Home / News / Grandad, 70, died watchful for life-saving op after another studious was prioritised over him

Grandad, 70, died watchful for life-saving op after another studious was prioritised over him

A GRANDAD watchful for a life-saving brain operation died when another studious was prioritised over him.

John Brackenbury, 70, suffered a serious drain on the brain and indispensable medicine which customarily treats the condition in just 48 hours, an inquisition has heard.

 John Brackenbury suffered a serious drain on the brain and indispensable surgery. Usually an operation would arrange the condition in just 48 hours
John Brackenbury suffered a serious drain on the brain and indispensable surgery. Usually an operation would arrange the condition in just 48 hours

However the procession to place a steel curl in the aneurysm so it can't fill with blood was postponed.

He sadly died after the drain worsened.

Dr Yogish Joshi, a consultant neuro-radiologist, told the inquisition into his death that Mr Brackenbury was likely to have survived had he been operated on sooner.

He told the inquisition at Norfolk Coroners’ Court that the coercion of Mr Brackenbury’s case may have been “lost in communication”.

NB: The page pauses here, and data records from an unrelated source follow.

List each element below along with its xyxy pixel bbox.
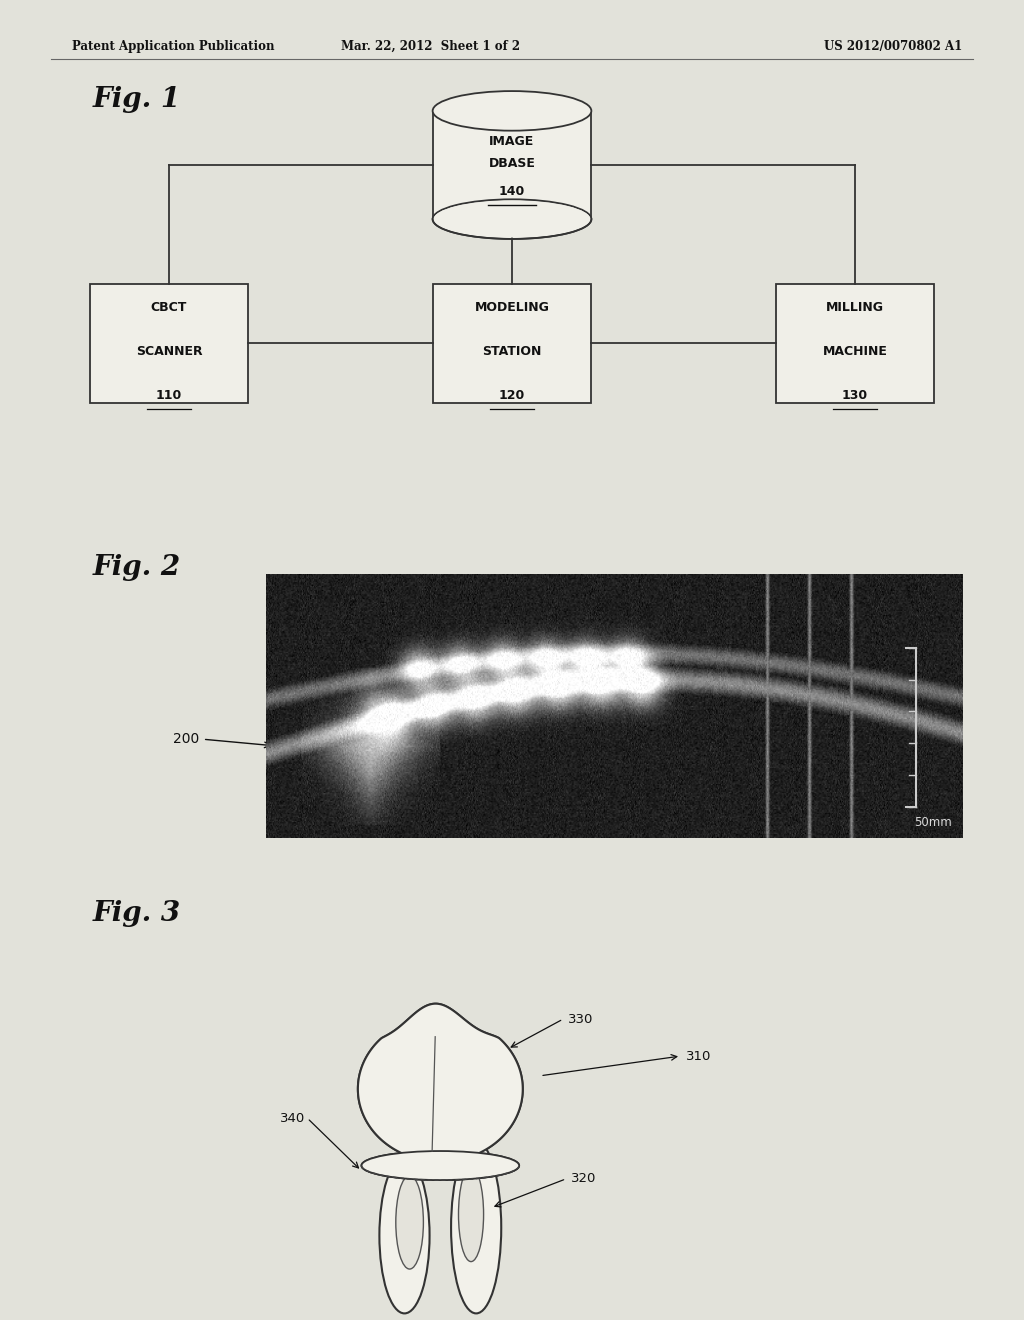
Text: MODELING: MODELING	[474, 301, 550, 314]
Text: 130: 130	[842, 389, 868, 403]
FancyBboxPatch shape	[432, 284, 592, 403]
Text: 50mm: 50mm	[914, 816, 952, 829]
Text: 140: 140	[499, 185, 525, 198]
Text: Fig. 3: Fig. 3	[92, 900, 180, 927]
Text: Fig. 2: Fig. 2	[92, 554, 180, 581]
Text: Fig. 1: Fig. 1	[92, 86, 180, 112]
Ellipse shape	[379, 1158, 430, 1313]
Ellipse shape	[459, 1167, 483, 1262]
Text: 330: 330	[568, 1012, 594, 1026]
Text: IMAGE: IMAGE	[489, 135, 535, 148]
Polygon shape	[358, 1003, 522, 1162]
Text: Mar. 22, 2012  Sheet 1 of 2: Mar. 22, 2012 Sheet 1 of 2	[341, 40, 519, 53]
Text: 320: 320	[571, 1172, 597, 1185]
Ellipse shape	[434, 201, 590, 238]
Ellipse shape	[361, 1151, 519, 1180]
Ellipse shape	[451, 1142, 502, 1313]
Ellipse shape	[396, 1176, 423, 1269]
Text: CBCT: CBCT	[151, 301, 187, 314]
Text: 200: 200	[173, 733, 200, 746]
FancyBboxPatch shape	[90, 284, 248, 403]
FancyBboxPatch shape	[432, 111, 592, 219]
Text: Patent Application Publication: Patent Application Publication	[72, 40, 274, 53]
Text: DBASE: DBASE	[488, 157, 536, 170]
Text: 340: 340	[280, 1111, 305, 1125]
Ellipse shape	[432, 199, 592, 239]
Text: MACHINE: MACHINE	[822, 345, 888, 358]
Ellipse shape	[432, 91, 592, 131]
Text: STATION: STATION	[482, 345, 542, 358]
Text: 110: 110	[156, 389, 182, 403]
Text: 120: 120	[499, 389, 525, 403]
Text: US 2012/0070802 A1: US 2012/0070802 A1	[824, 40, 963, 53]
Text: SCANNER: SCANNER	[135, 345, 203, 358]
FancyBboxPatch shape	[776, 284, 934, 403]
Text: MILLING: MILLING	[826, 301, 884, 314]
Text: 310: 310	[686, 1049, 712, 1063]
Polygon shape	[358, 1003, 522, 1162]
Ellipse shape	[361, 1151, 519, 1180]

Yvonne Blake, the Norfolk Area Coroner, resolved his death was “an particular rather than systematic failure”.

In a matter done by his family, Mr Brackenbury was described as a “very eccentric and active 70-year-old”.

The family added: “John was a clinging husband and father and his flitting has left a outrageous hole in all of the lives. The inlet of how he died and the pang he endured haunts us all.

“Indeed, what is many comfortless is that his detriment was so avoidable.”

The inquisition listened Mr Brackenbury’s family were endangered by the miss of communication by hospital staff.

 Norfolk Area Coroner, Yvonne Blake, resolved that the 70-year-old's death was 'an particular rather than systematic failure'
Norfolk Area Coroner, Yvonne Blake, resolved that the 70-year-old’s death was ‘an particular rather than systematic failure’

“He was overseen by mixed medical and nursing professionals and we betrothed him that he would be looked after within their care.

“Sadly he seems to have been let down from start to finish. We were all immensely unapproachable of the NHS before this and his daughter Jenny is a nurse.

“Now even she is doubt her own career for an organization that allowed this to occur to her father.”

The inquisition listened how Mr Brackenbury attended Queen Elizabeth Hospital (QEH) in King’s Lynn, Norfolk, on Nov 18, 2016, after experiencing “crushing” headaches.

He was referred to Addenbrooke’s hospital after collapsing on Nov 29 after pang a intelligent bleed.

An appointment was done for him to bear brain medicine days after on Dec 1, 2016, but he died on Dec 2.

Dr Joshi pronounced Mr Brackenbury’s operation was cancelled as doctors incorrectly believed he suffered a haemorrhage at the QEH, weeks before being certified to Addenbrooke’s, and so another studious was prioritised.

However, consultant neurosurgeon Rikin Trivedi told the inquisition it was “inconceivable” that the doctors would not have been done wakeful of the new bleed, adding: “It is never not clear.”

When looking at either the hospital had been neglectful, Ms Blake said: “He [Mr Brackenbury] had been diagnosed soon with an aneurysm which indispensable dilettante diagnosis for which he was waiting.

“It can't therefore, in my opinion, be correct to contend that the clinicians/hospital were grossly delinquent in his treatment.”

The medical means of death was given as subarachnoid haemorrhage due to ruptured intracranial aneurysm.

Delivering a account conclusion, Ms Blake pronounced Mr Brackenbury, of Thetford, Norfolk, died of a intelligent haemorrhage while available dilettante treatment.

Tim Deeming, a dilettante medical loosening counsel from Slater and Gordon, which represents the family, said: “Mr Brackenbury was still operative and frequency had a day sick in his life.

“Unfortunately an apparent catalog of failings led to his nonessential and avoidable death given that his diagnosis was not prioritised to approve with the inhabitant guidelines.

“We wish lessons can be schooled from the failings in this comfortless case opposite the NHS to safeguard that improvements are made.”